Thursday 9.7.2020 in Latest Developments in Germany Country Page
In June, Greenpeace Germany and Gesellschaft für Freiheitsrechte published a report on the ‘Democratic participation of civil society in the Corona pandemic’. They found that civil society’s input has at times been neglected, but that new and innovative ways of engagement have also been developed.
The report finds that Civil Society Organisations (CSOs) were not consulted when the first confinement measures were introduced. As a result, warnings about the effects that the lockdown might have on domestic violence were not heard in time. When some of the measures were eased at a later stage, corporate interests seemed to have priority over social interests. The report criticises government’s policy for neglecting vulnerable groups such as children, women and migrants and for reinforcing traditional gender roles. The German Women’s Council links the lack of consideration of gender to the fact that the team which strongly influenced Germany’s COVID- 19 strategy was underrepresented in terms of women advisors.

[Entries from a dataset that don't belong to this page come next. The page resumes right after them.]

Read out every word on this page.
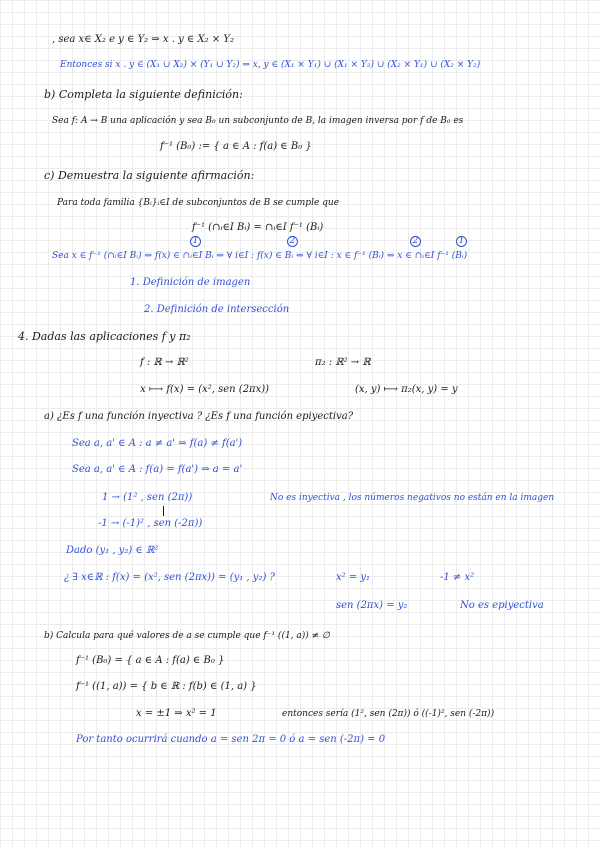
, sea x∈ X₂ e y ∈ Y₂ ⇒ x . y ∈ X₂ × Y₂
Entonces si x . y ∈ (X₁ ∪ X₂) × (Y₁ ∪ Y₂) ⇒ x, y ∈ (X₁ × Y₁) ∪ (X₁ × Y₂) ∪ (X₂ × Y₁) ∪ (X₂ × Y₂)
b) Completa la siguiente definición:
Sea f: A → B una aplicación y sea B₀ un subconjunto de B, la imagen inversa por f de B₀ es
f⁻¹ (B₀) := { a ∈ A : f(a) ∈ B₀ }
c) Demuestra la siguiente afirmación:
Para toda familia {Bᵢ}ᵢ∈I de subconjuntos de B se cumple que
f⁻¹ (∩ᵢ∈I Bᵢ) = ∩ᵢ∈I f⁻¹ (Bᵢ)
1	2	2	1
Sea x ∈ f⁻¹ (∩ᵢ∈I Bᵢ) ⇔ f(x) ∈ ∩ᵢ∈I Bᵢ ⇔ ∀ i∈I : f(x) ∈ Bᵢ ⇔ ∀ i∈I : x ∈ f⁻¹ (Bᵢ) ⇔ x ∈ ∩ᵢ∈I f⁻¹ (Bᵢ)
1. Definición de imagen
2. Definición de intersección
4. Dadas las aplicaciones f y π₂
f : ℝ → ℝ²	π₂ : ℝ² → ℝ
x ⟼ f(x) = (x², sen (2πx))	(x, y) ⟼ π₂(x, y) = y
a) ¿Es f una función inyectiva ? ¿Es f una función epiyectiva?
Sea a, a' ∈ A : a ≠ a' ⇒ f(a) ≠ f(a')
Sea a, a' ∈ A : f(a) = f(a') ⇒ a = a'
1 → (1² , sen (2π))	No es inyectiva , los números negativos no están en la imagen
-1 → (-1)² , sen (-2π))
Dado (y₁ , y₂) ∈ ℝ²
¿ ∃ x∈ℝ : f(x) = (x², sen (2πx)) = (y₁ , y₂) ?	x² = y₁	-1 ≠ x²
sen (2πx) = y₂	No es epiyectiva
b) Calcula para qué valores de a se cumple que f⁻¹ ((1, a)) ≠ ∅
f⁻¹ (B₀) = { a ∈ A : f(a) ∈ B₀ }
f⁻¹ ((1, a)) = { b ∈ ℝ : f(b) ∈ (1, a) }
x = ±1 ⇒ x² = 1	entonces sería (1², sen (2π)) ó ((-1)², sen (-2π))
Por tanto ocurrirá cuando a = sen 2π = 0 ó a = sen (-2π) = 0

The report furthermore criticises the fact that, unlike the business sector, the approximately 600,000 NGOs that are active in Germany cannot count on financial support from the government. This endangers not only their work, but also their very existence as many CSOs have lost part of their funding during the crisis. An initiative proposed by the regions of Berlin, Bremen and Rheinland-Pfalz to support CSOs was rejected in the Federal Council.
However, there are also some positive developments in terms of opportunities that accelerated the digitalisation of civil society, which has also enabled the public in general to engage politically. Many public hearings in the Parliament for example were moved online, something the authors of the report expect to continue even after the COVID-19 crisis is over. But it is important to note that not everyone has access to these digital formats, and thus there is a risk of further exclusion. More old-fashioned methods of communication were also used successfully. For example, in Hamburg an initiative to stop the construction of 7,000 new houses managed to collect 5,000 signatures by post.
As previously reported on the Monitor, far-right groups staged protests against government’s lockdown measures in March 2020. During May 2020 several protests were staged in various cities against lockdown measures. It is believed that the protests are led by far-right groups Resistance 2020 and COMPACT. In Stuttgart police issued fines for violation of lock down rules to the value of 20,000 Euros, while in Munich 1,000 officers were deployed to control protests.
Black Lives Matter protests
Following mass protests against racism in the US after the death of George Floyd, a Black man, by a Minneapolis police officer, Black Lives Matter (BLM) protests have spread across the globe, including in Germany where several protests took place. On 5th June 2020, about 4,500 people gathered in Hamburg. However, police intervened just 30 minutes after the protest began as they claimed that protesters failed to adhere to lockdown rules, such as wearing masks and maintaining social distancing. Thousands also gathered in Frankfurt. On 6th June 2020 about 15,000 people gathered for a BLM protest in Berlin. While the protest remained largely peaceful, police and protesters clashed and several protesters were arrested.
Black Lives Matter Berlin issued a statement which condemned the numerous arbitrary arrests of black protesters by police. The statement details that some arrests were due to racial profiling and states that 93 arrests were reported by the media. It said:
“Since many of us have been on site and have been collecting and evaluating witness reports and video material on the individual cases up to the present moment, there is no doubt in our minds that these excesses of police force, harassment and threats to young demonstrators are shaped by a racist climate.”
If the @PolizeiBerlin_E count is accurate, there were 15,000 protesters in Alexanderplatz today -- 10 times as many as originally expected. @byscunningham of @kcrwberlin was there reporting on #blacklivesmatterberlin pic.twitter.com/DIXeK6Xlfy— SorayaSarhaddiNelson (@sorayanelson) June 6, 2020
#Germany: Mass global surveillance by intelligence service #BND ruled unconstitutional & in contravention of #PressFreedom guaranteed by Basic Law. Ruling prompted by complaint by @RSF_inter sends an important signal for #PressFreedom in the digital age. https://t.co/7addRI8vHz pic.twitter.com/qX3pd5WbOs— Christophe Deloire (@cdeloire) May 19, 2020
On 19th May 2020 the German Federal Constitutional Court ruled that Germany’s foreign intelligence service Bundesnachrichtendienst (BND) law, which enables mass surveillance, is unconstitutional as it disregards both the freedom of the press (Article 5) and the freedom of telecommunications (Article 10) as it does not recognise that foreign surveillance must be conducted in conformity with the Basic Law. The judgment made it clear that foreign surveillance is only permissible in limited cases and that stricter criteria are needed for surveillance. In addition, such surveillance must be conducted by an independent body. More specifically, the ruling makes clear that journalists must be granted special protection, thus protecting freedom of the press. In a statement, Reporters Without Borders welcomed the ruling:
“The Federal Constitutional Court has once again underlined the importance of press freedom. We are delighted that Karlsruhe is putting a stop to the escalating surveillance practices of the Federal Intelligence Service abroad,”- Christian Mihr, Executive Director of RSF Germany.